When Draper starts a new book, she writes down her story plan, which includes the basic plot idea and the problem that will drive the story, names of characters and their general physical descriptions, and the setting. Then she waits for the words to come.
If time from her teaching profession allows, Draper will get up at 4 AM and write all day. She’ll do this for a few weeks solid, which is enough time to get the core of a book done. Then she’ll go back, revise, and refine.
Draper rarely gets a mind block. Instead, Draper reveals to Fireside Musings her biggest problem is writing down all the words quickly enough. If she does get stuck, she shuts down the computer and goes shopping! It’s effective and fun therapy. 🙂
To Publishers Weekly, Draper indicates that in her fifteen years as an author much about writing has changed. First, Draper herself is a better writer. She credits this to good guidance, saying one doesn’t make it in this business without good editors and a lot of support from publishers. Second, the needs of young readers have also changed. They are impatient, so the cover, back copy, and flap have to grab them. Page one also has to grab them. They won’t read ten chapters to get to the good part, because there are other things to do and many outside interruptions.

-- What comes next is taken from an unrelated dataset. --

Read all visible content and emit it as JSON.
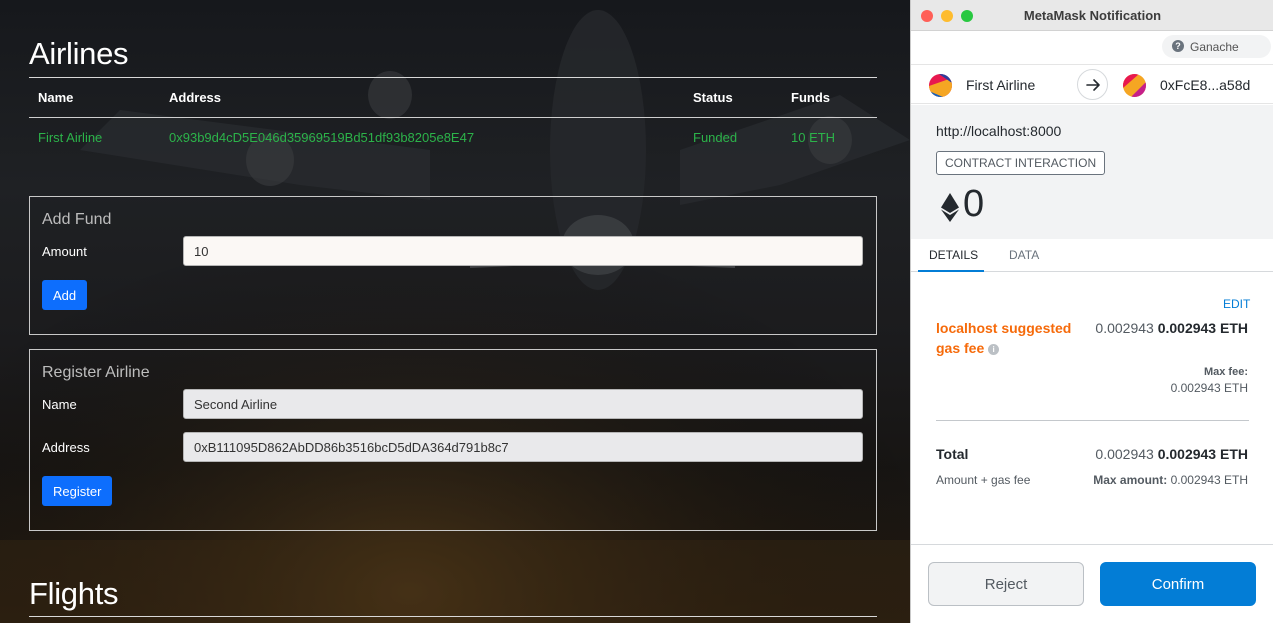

One thing, however, has stayed constant. There are issues, Draper believes, that young people need and want to talk about. Unfortunately, a lot of times, the adults in their lives don’t.
Draper has a daughter who is disabled and says in her Intro, Summary, and General Questions that she’s often wondered about what’s really going on in the mind of a person who cannot share their thoughts. So she created Melody, not as a portrait of her own daughter, but as a character who is truly her own person. Draper was also fiercely adamant that nobody feel sorry for Melody. She tried to make her unforgettable and hoped that readers would cheer for her.
While the story of Melody is fictional, it is based on the reality of thousands of intelligent children and adults who are trapped inside uncooperative bodies. To write Out of Mind, Draper read dozens of books on disabilities, worked with handicapped children at a local summer camp, and “spent untold hours trying to unlock the secrets hidden” in her own daughter’s mind.
Draper would like Melody to be a tribute to all the parents of disabled kids who struggle, to all those children who are misunderstood, to all those caregivers who help every step of the way. However, she also wrote Out of Mind for all those people who look away, pretend they don’t see, or don’t know what to say when they encounter someone who is different.
From reading her biography, one quickly learns that Sharon Draper is a person who works hard and is well-recognized for what she does. As a teacher, numerous awards have been bestowed to her, both at the state and national level. She is a Milken Family Foundation National Educator Award winner. Ohio has awarded her for being an outstanding high school language arts teacher. Nationally, she has won the National Teacher of the Year.
As an author, Draper was even the Duncanson Artist-in-Residence for the Taft Museum. She is also a five-time winner of the Coretta Scott King Literary Awards, along with being a New York Times bestselling author. In 2011, Draper also received the Lifetime Achievement Award for contributions to the field of adolescent literature by The Assembly on Literature for Adolescents of the National Council of Teachers of English.
That’s not all! Draper’s book Copper Sun was selected as the United States novel for the international reading project, Reading Across Continents. Students from various continents across the world are reading Copper Sun and sharing ideas. Draper was also chosen as one of only four authors in the country to speak at the National Book Festival Gala in Washington, D.C, and to represent the United States in Moscow at their Book Festival. She has also been honored at the White House six times.